Example MRS-BIDS Datasets

Several examples of MRS-BIDS-compliant datasets can be found on the BIDS GitHub repository site (https://github.com/bids-standard/bids-examples) or other open-access repositories. The data files are publicly available, but the NIfTI files are empty. Complete repositories can be found on Zenodo and NITRC:

MRS Software Packages Compliant with BIDS

Developers of several MRS software packages are beginning to program their toolkits to be fully BIDS compliant. Osprey33 and Gannet34 can read in NIfTI-MRS data files, but are not yet able to parse a fully BIDS-organized dataset automatically. Additionally, the spant35 R package offers some functionality for writing and reading BIDS datasets, while FSL-MRS36 supports BIDS-formatted directories through third-party software.
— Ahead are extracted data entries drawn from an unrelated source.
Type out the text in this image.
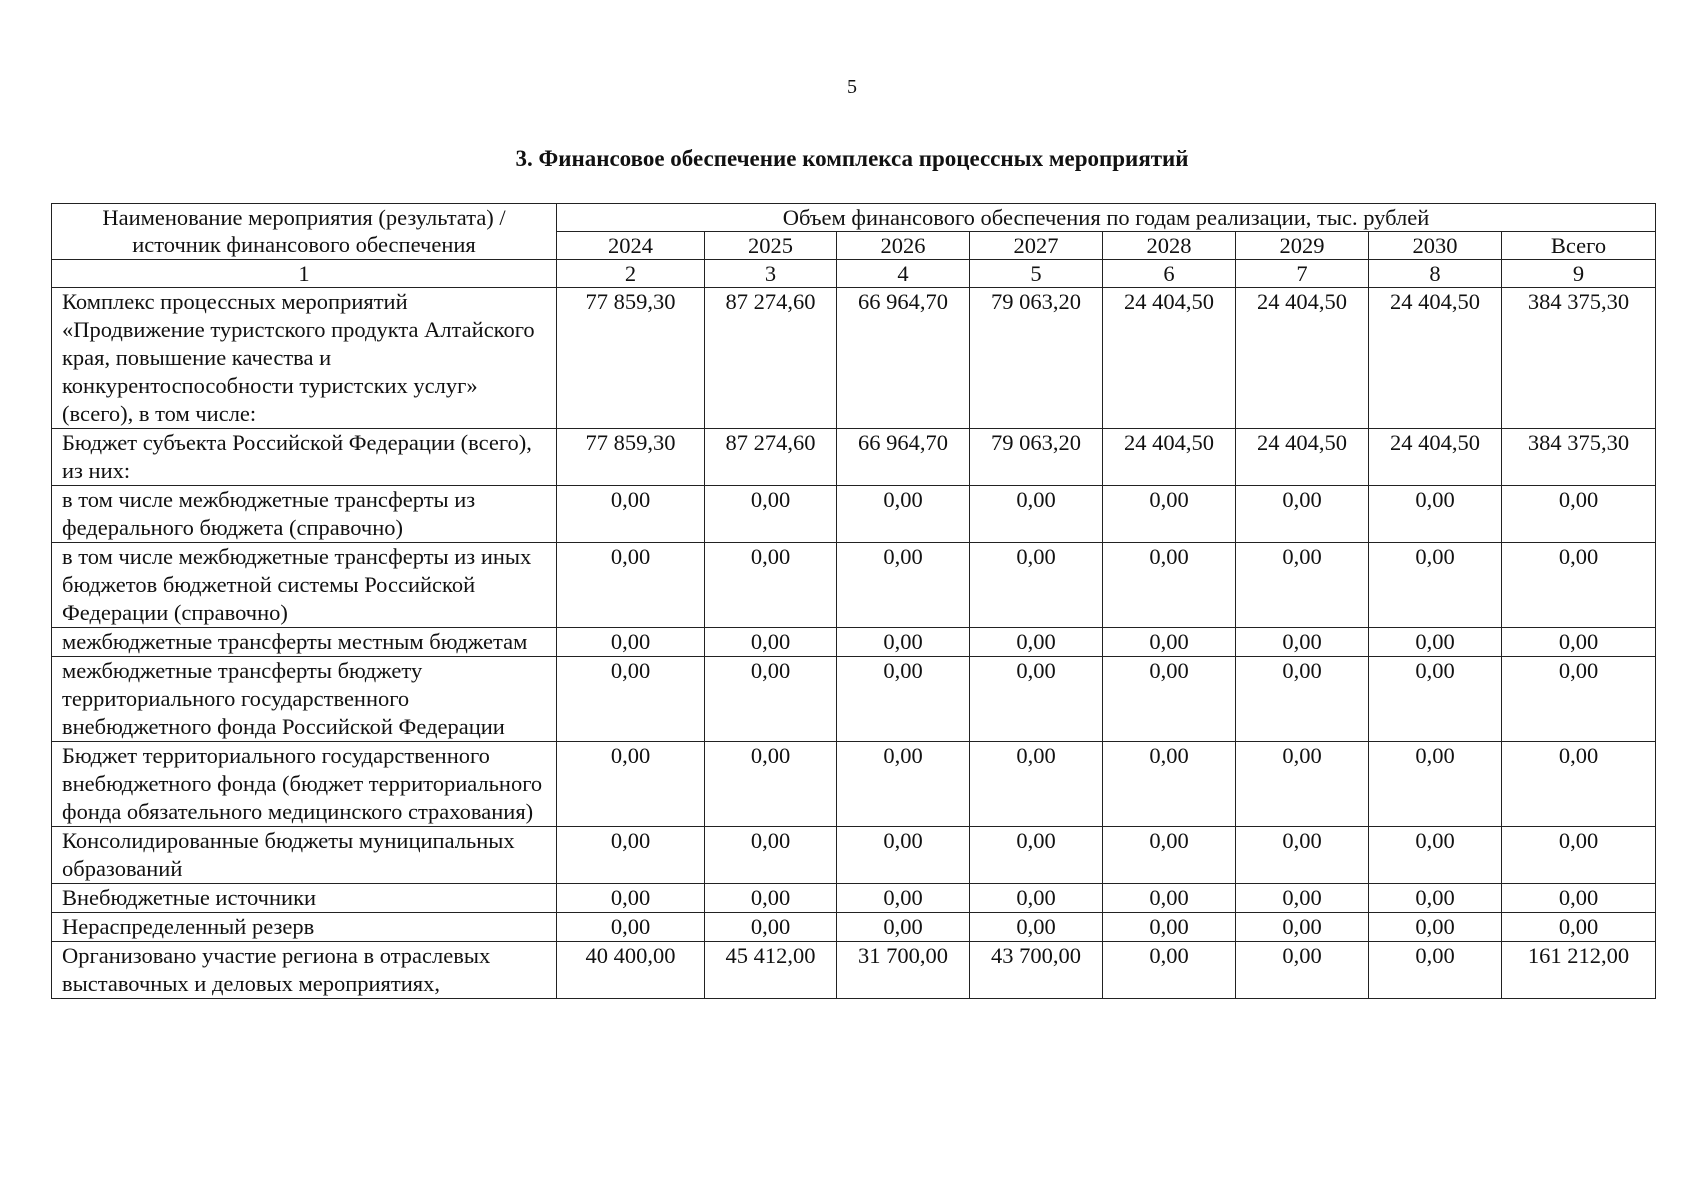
5
3. Финансовое обеспечение комплекса процессных мероприятий
Наименование мероприятия (результата) / источник финансового обеспечения	Объем финансового обеспечения по годам реализации, тыс. рублей							
	2024	2025	2026	2027	2028	2029	2030	Всего
1	2	3	4	5	6	7	8	9
Комплекс процессных мероприятий «Продвижение туристского продукта Алтайского края, повышение качества и конкурентоспособности туристских услуг» (всего), в том числе:	77 859,30	87 274,60	66 964,70	79 063,20	24 404,50	24 404,50	24 404,50	384 375,30
Бюджет субъекта Российской Федерации (всего), из них:	77 859,30	87 274,60	66 964,70	79 063,20	24 404,50	24 404,50	24 404,50	384 375,30
в том числе межбюджетные трансферты из федерального бюджета (справочно)	0,00	0,00	0,00	0,00	0,00	0,00	0,00	0,00
в том числе межбюджетные трансферты из иных бюджетов бюджетной системы Российской Федерации (справочно)	0,00	0,00	0,00	0,00	0,00	0,00	0,00	0,00
межбюджетные трансферты местным бюджетам	0,00	0,00	0,00	0,00	0,00	0,00	0,00	0,00
межбюджетные трансферты бюджету территориального государственного внебюджетного фонда Российской Федерации	0,00	0,00	0,00	0,00	0,00	0,00	0,00	0,00
Бюджет территориального государственного внебюджетного фонда (бюджет территориального фонда обязательного медицинского страхования)	0,00	0,00	0,00	0,00	0,00	0,00	0,00	0,00
Консолидированные бюджеты муниципальных образований	0,00	0,00	0,00	0,00	0,00	0,00	0,00	0,00
Внебюджетные источники	0,00	0,00	0,00	0,00	0,00	0,00	0,00	0,00
Нераспределенный резерв	0,00	0,00	0,00	0,00	0,00	0,00	0,00	0,00
Организовано участие региона в отраслевых выставочных и деловых мероприятиях,	40 400,00	45 412,00	31 700,00	43 700,00	0,00	0,00	0,00	161 212,00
Future Modifications to MRS-BIDS

When modeling MRS spectral data, it is typical to utilize prior knowledge. For spectral fitting, this is done using a basis set of metabolite signal resonances created by quantum mechanical numerical simulations. This forms an essential part of the analysis and quantification pipeline. MRS-BIDS currently does not have specifications for storing basis set data and metadata. Future updates to MRS-BIDS should consider addressing this as a matter of priority. For instance, it is unclear whether basis sets should be considered raw or derivative data.

Conclusions

The motivation for creating the MRS-BIDS extension to the BIDS specification stemmed from a desire for the same degree of standardization that is common for other biomedical imaging and non-imaging modalities and, fundamentally, to adhere to the principles of FAIR. As the need for big data repositories continues to grow, adopting a data and metadata organization standard is essential, and the BIDS extension we have developed ensures MRS data follows suit. Modern science and research are clearly shifting toward greater standardization and openness in methodology and results. MRS-BIDS signifies a valuable advancement for MRS science in this regard, and it is hoped that the broader MRS community will embrace it.